“Thanks. This won’t take long. We just want to make sure there are no discrepancies. Marlowe, that night, it was you and Nate who ran out of the house first to look for Nora, right?” Ben asked. “Everyone else stayed inside?”
Marlowe nodded. “Yes, that’s right.”
“And Henry, you followed?” Ariel asked.
“Yes, they went outside first, but I was right behind them. We thought it was just one of her jokes.” Henry linked his fingers together on the table and leaned over his forearms. “But when I heard them yelling her name with no response, I ran outside too.”
“So, to confirm, there continued to be no answer, and then what happened?” Ariel’s finger tapped a page of her notebook.
“We started to get scared,” Henry said. “Our parents woke up, and we were looking for flashlights and pulling on our shoes to go look for her.”
“And you went down to get Enzo, correct?”
There was a pause, nearly imperceptible, before Henry nodded. “Yes.”
“Did Nate send you down there, or did you go on your own?”
“I don’t—I don’t remember.” Henry stared into his hands, as if he was really trying to recall.
“Marlowe, do you?”
Marlowe shook her head. “I remember Henry going to the stairs, but I don’t know who told him to.”
“You didn’t go down alone, right, Henry?” Ariel asked.
When Henry delayed his response again, Ariel tipped her hand. “We know you went down there with your friend,” she said. “We spoke with Liam.”
“Yeah,” Henry relented. “Liam went down with me.”
“And what happened once Enzo came upstairs?”
“We called the Millers and then started looking.” Henry exhaled; his eyes glazed as he recalled the witching hours spent out inthe fields. “We took the flashlights and spread out. Nate and Marlowe and my parents crossed the street and checked the barn, Liam and the others checked the garden and around the house, and me and Enzo headed back into the orchard to see if she was out there. It was so dark, we couldn’t see anything.”

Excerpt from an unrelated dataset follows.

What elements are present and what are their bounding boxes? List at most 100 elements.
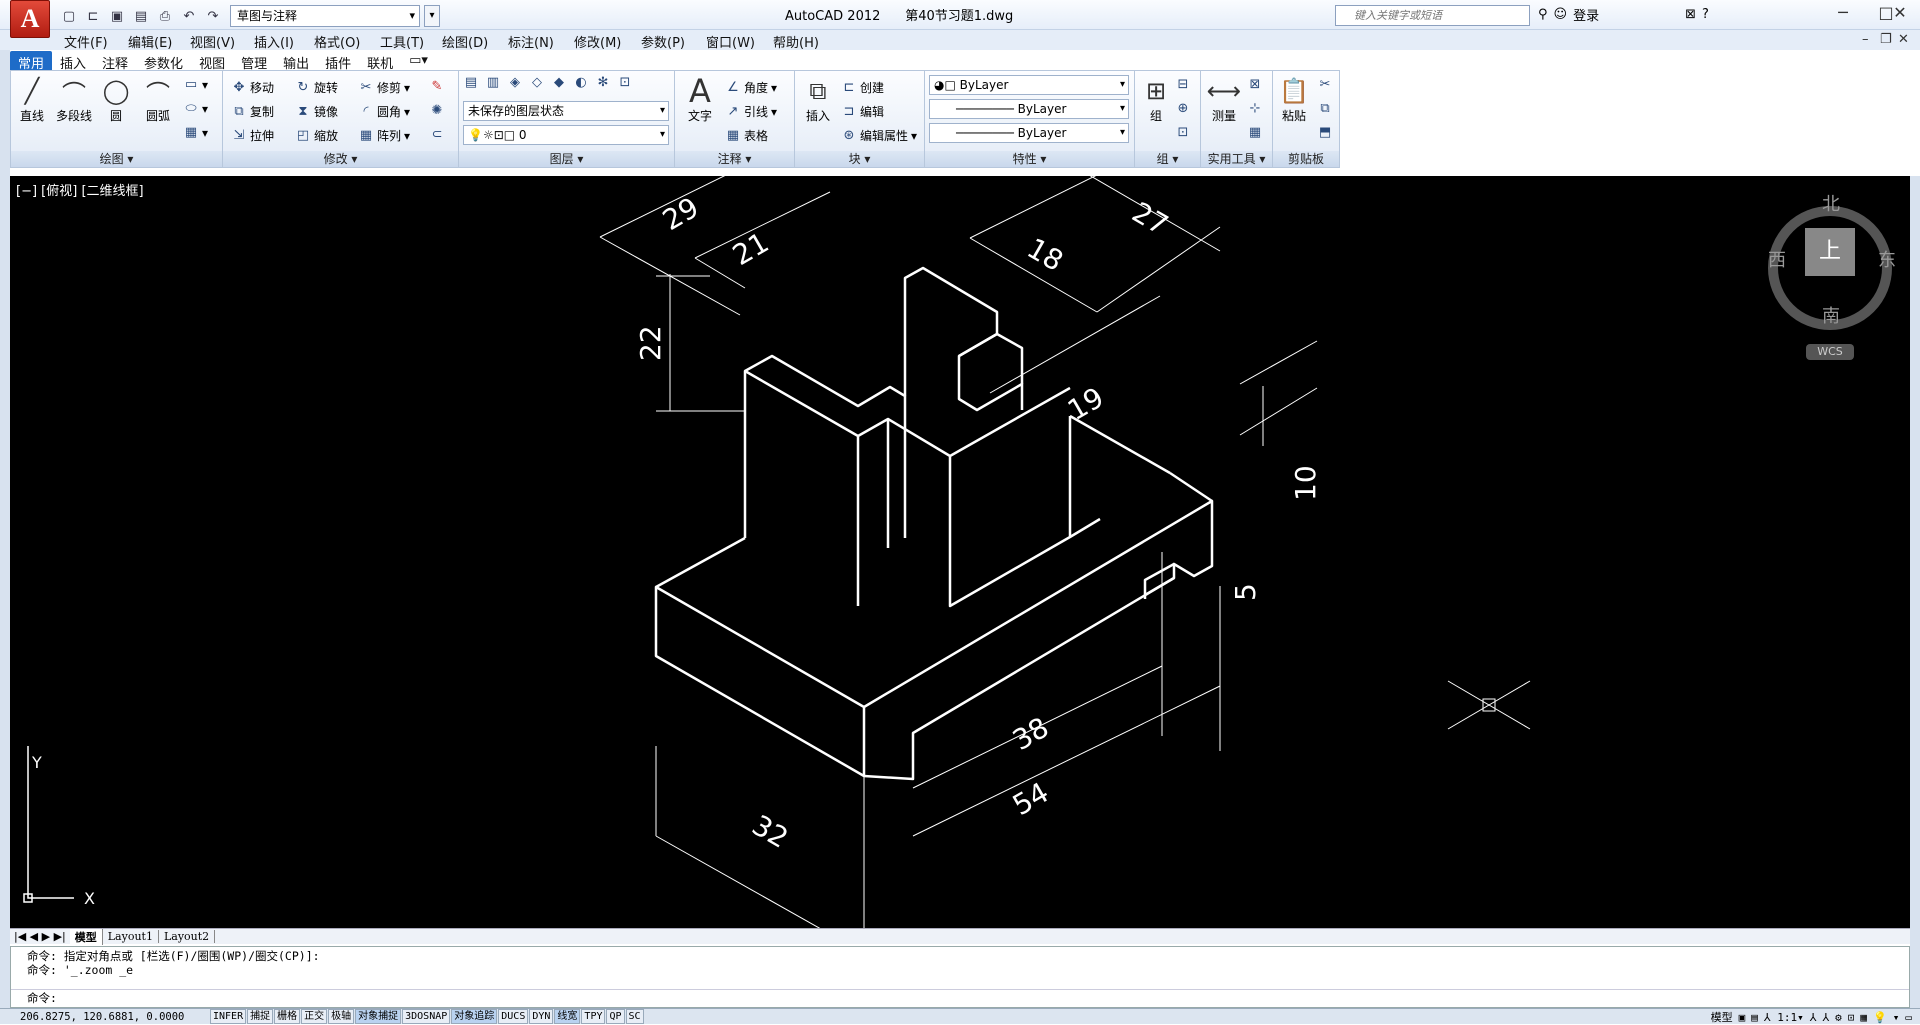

“That’s part of the core issue, isn’t it?” Ariel nodded in sympathy. Marlowe had a sudden urge to grab her younger brother’s arm and tell him to be careful. Ariel wasn’t nice. She was pretending. Drizzling honey over the table and enticing him to drop his guard before she struck. “I’m sure you’ve both thought it: She could have been out there, unconscious, in the hayfield, hidden in the tall grass or under some leaves or sticks, tucked away in the barn. Isn’t it possible that she was there and you didn’t see her?”
“Yes,” Henry whispered. “Or whoever took her could have driven away before we realized she was gone.”
The kettle started to whistle, startling Marlowe. She’d been caught up in a state of déjà vu—Henry and her at the table, being asked to relive that night again, as if twenty years hadn’t passed. In some sense, maybe they’d been stuck here all along. Ariel leaned back, unphased by the piercing sound. Marlowe stood and went to remove the kettle from the stove but neglected to offer anyone tea.
“Do you think you missed something that night, Henry?” Ariel asked.
An edge crept into Henry’s voice—he’d returned to the present too. “Not that night. We thought—I thought—there was just some misunderstanding. She had fallen or maybe was hiding. Or something. I truly believed we would find her.”
Ariel spoke again. “What was Enzo wearing when you went to get him in the basement?”
Marlowe froze.
“His pajamas,” Henry said. “He was sleeping.”
“So you opened the door, and he was in bed, and he got out of bed?” Ariel asked. “In pajamas and slippers? Something like that?”
“I’m not sure exactly what it was like.” Henry was a lawyer again. He knew to never agree with a detailed question. “We knocked, and I think he opened the door.”
“But he was in his pajamas?” Ariel asked.
“Yes,” Henry said. “He had just gotten out of bed. He had just woken up.”
“Do you remember the color of his pajamas?” Ariel was on a trail, and Marlowe had no idea where it was going.